Milan Jurcina joins the injury-plagued Capitals, in last place in the division.
Milan Jurcina joins the injury-plagued Capitals, in last place in the division. (By Winslow Townson -- Associated Press)
By Tarik El-Bashir
Washington Post Staff Writer
Saturday, February 3, 2007

PITTSBURGH, Feb. 2 -- When Milan Jurcina skated onto the ice for practice Friday afternoon -- his first as a member of the Washington Capitals -- the 23-year-old defenseman was sharing a hearty laugh with Shaone Morrisonn.

The sight of a familiar face was a welcome one for the newcomer, who was acquired Thursday from the Boston Bruins for a conditional draft pick. Both he and Morrisonn were drafted by the Bruins in 2001 and later were a defensive pair in Providence of the American Hockey League.

"When I walked in here, I didn't know nobody," Jurcina said at Mellon Arena, where the struggling Capitals will face Sidney Crosby and the surging Pittsburgh Penguins at 1 p.m. on Saturday. "So it was nice to see him."

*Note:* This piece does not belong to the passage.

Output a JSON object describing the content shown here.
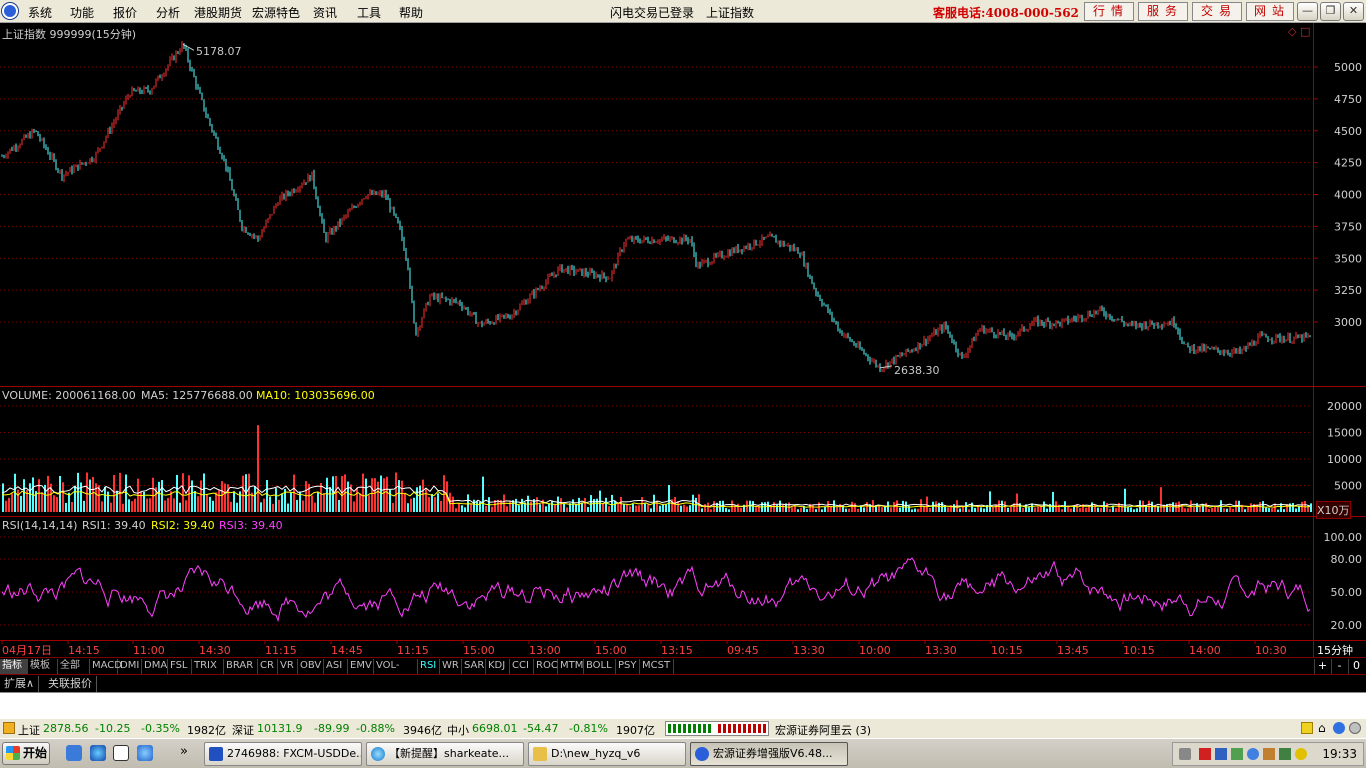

Jurcina met his new teammates in Pittsburgh, but he was aware of what transpired the previous night at BankAtlantic Center in Sunrise, Fla. The injury-ravaged Capitals had lost for the seventh time in nine games, 6-3, to the Florida Panthers, dropping them into last place in the Southeast Division.

"It's an opportunity for me to show this organization that I can play hockey," Jurcina said.

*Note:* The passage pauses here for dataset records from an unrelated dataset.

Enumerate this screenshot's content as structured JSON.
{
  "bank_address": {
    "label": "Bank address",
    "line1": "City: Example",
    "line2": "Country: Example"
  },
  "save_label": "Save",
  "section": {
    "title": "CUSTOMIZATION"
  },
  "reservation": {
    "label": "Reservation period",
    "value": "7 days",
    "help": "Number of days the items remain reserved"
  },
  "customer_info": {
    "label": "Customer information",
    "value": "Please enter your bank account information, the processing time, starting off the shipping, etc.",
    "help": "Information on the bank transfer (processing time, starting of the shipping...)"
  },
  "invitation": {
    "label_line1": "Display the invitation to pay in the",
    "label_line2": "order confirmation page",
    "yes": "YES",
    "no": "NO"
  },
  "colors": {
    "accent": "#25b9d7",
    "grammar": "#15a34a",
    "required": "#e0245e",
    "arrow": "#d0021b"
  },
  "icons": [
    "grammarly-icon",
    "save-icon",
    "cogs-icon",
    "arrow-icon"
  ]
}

His first assignment figures to be a tough one. Although Capitals Coach Glen Hanlon wouldn't reveal his revamped lineup on defense, Jurcina and Morrisonn skated together throughout practice, leading to speculation they'll be paired together against Crosby, the NHL's leading scorer (25 goals and 82 points) and catalyst behind the Penguins' five-game winning streak.

Morrisonn said he is looking forward to being reunited with Jurcina.

"He's very strong and has a big shot," Morrisonn said. "He's mobile and he's physical, too. He's a good fit for the new game."

But is he a good fit for the Capitals? Management hopes that answer will become obvious at some point during the season's final 30 games. Jurcina, brought in because of injuries to Bryan Muir and John Erskine (both are out with a broken foot) and Brian Pothier (concussion), is on a one-year contract that pays him $500,000. If he performs well, it's likely his tenure will be extended.

"We're excited," Hanlon said. "In our situation, he's going to get a chance to play more minutes than he played in Boston. We want him to give a solid effort, be a good teammate and we'll work together on his game."

Jurcina, indeed, is considered a bit of a project. He's a 6-foot-4, 233-pound stay-at-home defenseman who boasts a big shot from the point, but is still learning to use his massive size effectively. It became a source of frustration for the Bruins' first-year coach, Dave Lewis, who scratched him six times. His playing time diminished from 16 1/2 minutes per game last season to barely 11. Jurcina said he is anxious to put the trade behind him.

"My first thought was, 'What did I do wrong?' " Jurcina said of his reaction to being dealt. "But I've just been keeping it positive as much as possible. Washington is a good situation for me. It looks like they are building something with young guys."

Capitals Notes: Jurcina will wear No. 23. . . . Backup goaltender Brent Johnson was absent from practice. He suffered an undisclosed injury during the morning skate on Thursday and was replaced on the bench by minor league call-up Daren Machesney, who remained with the Capitals on Friday.